Intimement liés, les secteurs des assuétudes et de la santé mentale dépendent pourtant de niveaux de pouvoir distincts en matière de financement: régional pour le premier, fédéral et régional pour le second. «Certains partenaires disent qu’il ne faut pas les mélanger parce que ce sont deux problématiques distinctes, note Didier De Riemaecker. D’autres, et je suis plutôt de leur avis, disent au contraire qu’il est extrêmement rare que les deux ne soient pas liés. C’est pour cela qu’on collabore de façon très étroite.»
Au sein des hôpitaux psychiatriques, l’abus d’alcool représente le premier diagnostic (16%), juste avant la dépression (15%) et les troubles psychotiques (14%), bien que les diagnostics soient rarement uniques.
Ainsi, chaque comité de pilotage des réseaux SSM est invité par le SPF Santé publique à convier, lors de ses réunions mensuelles, un représentant du secteur assuétudes. «On a aussi mis en place, depuis huit ans environ, un travail d’articulation inter-réseaux. À Namur, notre réseau, le réseau enfants-adolescents (Kirikou), le réseau assuétudes (Rasanam) et la plateforme en santé mentale sont invités à se rassembler pour discuter d’éléments qu’ils ont en commun, pour initier des collaborations…», détaille encore le coordinateur du Réseau Santé Namur.

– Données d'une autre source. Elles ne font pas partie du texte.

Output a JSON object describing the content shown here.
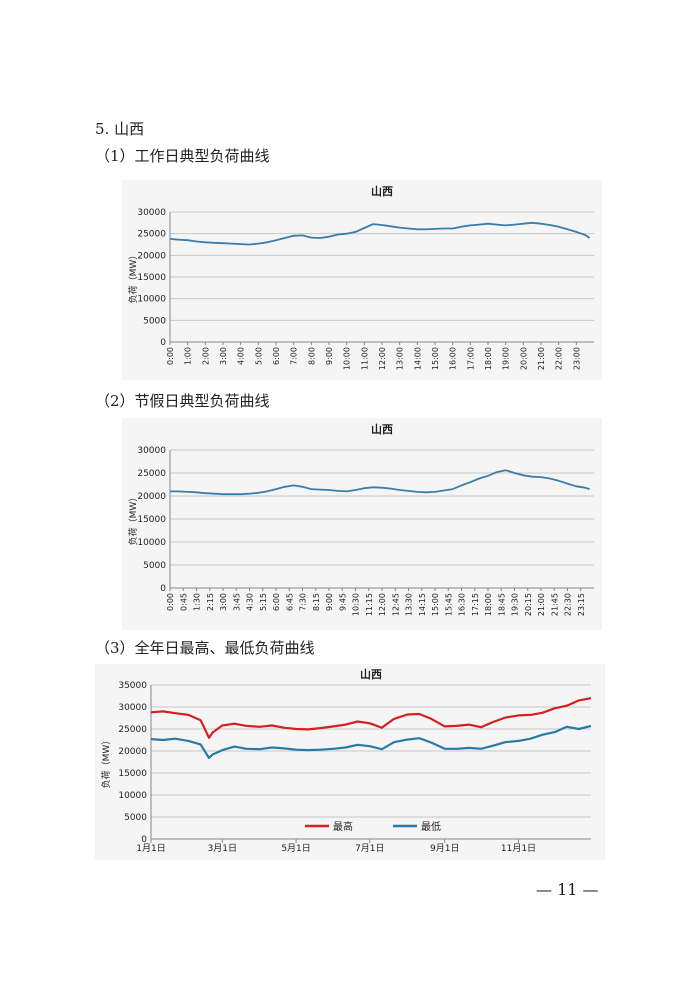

De son côté, Sophie remarque que «les problèmes de dépendance sont souvent des symptômes de troubles psychiatriques: le fait de consommer vient mettre le couvercle sur quelque chose qui dysfonctionne au niveau psychique. Et par ailleurs, la consommation de substances toxiques a des conséquences sur le psychique».
Récemment, le médecin de Laurence a d’ailleurs émis l’hypothèse d’une démence précoce. Car non seulement l’abus d’alcool détruit les neurones, «mais à chaque sevrage aussi on en perd», souligne Sophie. Stéphanie a bien remarqué que sa compagne «remplit son déambulateur d’affaires, fourre des billes dans les manches de sa veste…». «Elle ‘fait ses paquets’ comme on dit, acquiesce Sophie. C’est un signe de démence.»